Ever thought of becoming an emperor? How about a silk maker?
China was one of the most advanced societies in the ancient world. Whether in medicine, the arts, or education, the Chinese far outpaced the Europeans. Although most people were peasants, society included a myriad of other jobs.
It may sound like a great position, but being emperor had its downside. If you displeased the gods, you could be put to death. As a silk maker, you would be sworn to secrecy so foreigners wouldn't learn how to spin the precious thread. Other jobs included wailer (yes, you'll cry whether you want to or not), noodle maker (noodles were not only delicious, but also a symbol of long life), or Shaolin warrior monk (if you were really good, you could break stone slabs with your fists).

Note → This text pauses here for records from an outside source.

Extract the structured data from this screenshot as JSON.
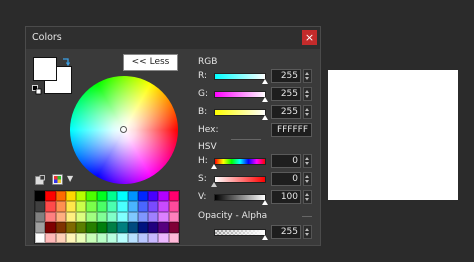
{
  "dialog": {
    "title": "Colors",
    "close_label": "×"
  },
  "less_button": "<< Less",
  "rgb": {
    "label": "RGB",
    "channels": [
      {
        "label": "R:",
        "value": "255"
      },
      {
        "label": "G:",
        "value": "255"
      },
      {
        "label": "B:",
        "value": "255"
      }
    ]
  },
  "hex": {
    "label": "Hex:",
    "value": "FFFFFF"
  },
  "hsv": {
    "label": "HSV",
    "channels": [
      {
        "label": "H:",
        "value": "0"
      },
      {
        "label": "S:",
        "value": "0"
      },
      {
        "label": "V:",
        "value": "100"
      }
    ]
  },
  "alpha": {
    "label": "Opacity - Alpha",
    "value": "255"
  },
  "colors": {
    "primary": "#ffffff",
    "secondary": "#ffffff",
    "preview": "#ffffff"
  },
  "palette": [
    "#000000",
    "#ff0000",
    "#ff6a00",
    "#ffd800",
    "#b6ff00",
    "#4cff00",
    "#00ff21",
    "#00ff90",
    "#00ffff",
    "#0094ff",
    "#0026ff",
    "#4800ff",
    "#b200ff",
    "#ff006e",
    "#404040",
    "#ff4a4a",
    "#ff9050",
    "#ffe74a",
    "#c9ff4a",
    "#7aff4a",
    "#4aff66",
    "#4affb0",
    "#4affff",
    "#4ab4ff",
    "#4a66ff",
    "#7a4aff",
    "#c94aff",
    "#ff4a9c",
    "#808080",
    "#ff8080",
    "#ffb080",
    "#fff080",
    "#dcff80",
    "#a0ff80",
    "#80ff96",
    "#80ffc8",
    "#80ffff",
    "#80c8ff",
    "#8096ff",
    "#a080ff",
    "#dc80ff",
    "#ff80bc",
    "#a0a0a0",
    "#7f0000",
    "#7f3300",
    "#7f6a00",
    "#5b7f00",
    "#267f00",
    "#007f0e",
    "#007f46",
    "#007f7f",
    "#004a7f",
    "#00137f",
    "#21007f",
    "#57007f",
    "#7f0037",
    "#ffffff",
    "#ffb8b8",
    "#ffd0b8",
    "#fff6b8",
    "#ecffb8",
    "#c8ffb8",
    "#b8ffc6",
    "#b8ffe0",
    "#b8ffff",
    "#b8e0ff",
    "#b8c6ff",
    "#c8b8ff",
    "#ecb8ff",
    "#ffb8d8"
  ]
}
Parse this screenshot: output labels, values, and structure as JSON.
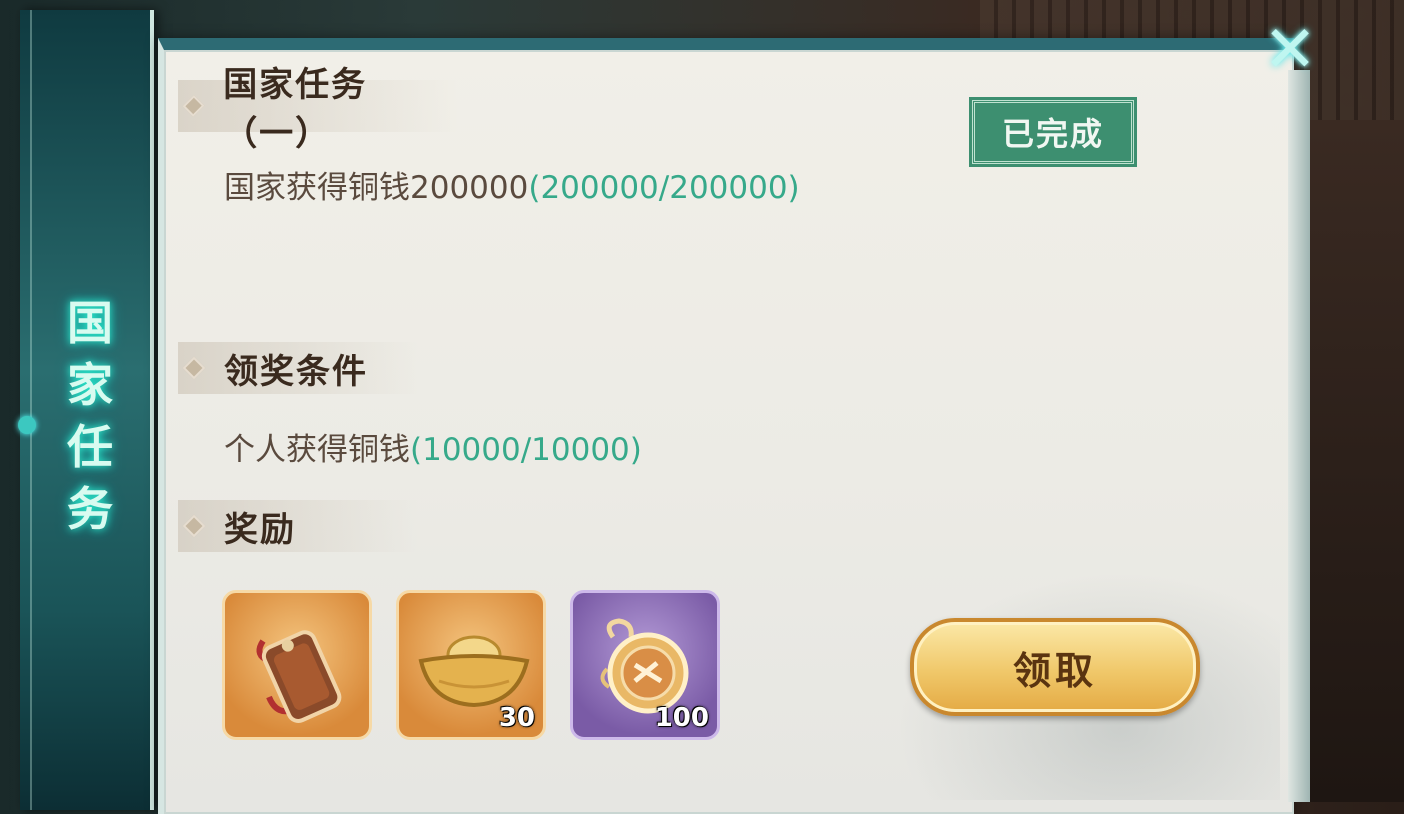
{
  "window": {
    "banner_title": "国家任务",
    "close_symbol": "✕"
  },
  "task": {
    "title": "国家任务（一）",
    "description": "国家获得铜钱200000",
    "progress": "(200000/200000)",
    "status_stamp": "已完成"
  },
  "claim_condition": {
    "header": "领奖条件",
    "description": "个人获得铜钱",
    "progress": "(10000/10000)"
  },
  "rewards": {
    "header": "奖励",
    "items": [
      {
        "icon": "general-token-icon",
        "quantity": ""
      },
      {
        "icon": "gold-ingot-icon",
        "quantity": "30"
      },
      {
        "icon": "medallion-icon",
        "quantity": "100"
      }
    ]
  },
  "claim_button": {
    "label": "领取"
  },
  "colors": {
    "accent_teal": "#2d6b74",
    "progress_green": "#36a98a",
    "stamp_green": "#3d8f70",
    "button_gold": "#f0c86a"
  }
}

A fact-filled introduction, index, and timeline make this book-the sixth in the series-perfect for research projects, while the humorous illustrations keep it fun.
Sarah Tsiang is a poet and the author of two Annick titles, A FLOCK OF SHOES and DOGS DON'T EAT JAM AND OTHER THINGS BIG KIDS KNOW. She lives in Kingston, Ontario.
Martha Newbigging has illustrated many Annick books, including RESEARCH ATE MY BRAIN, and all the books in the Jobs in History series. Martha lives in rural Ontario.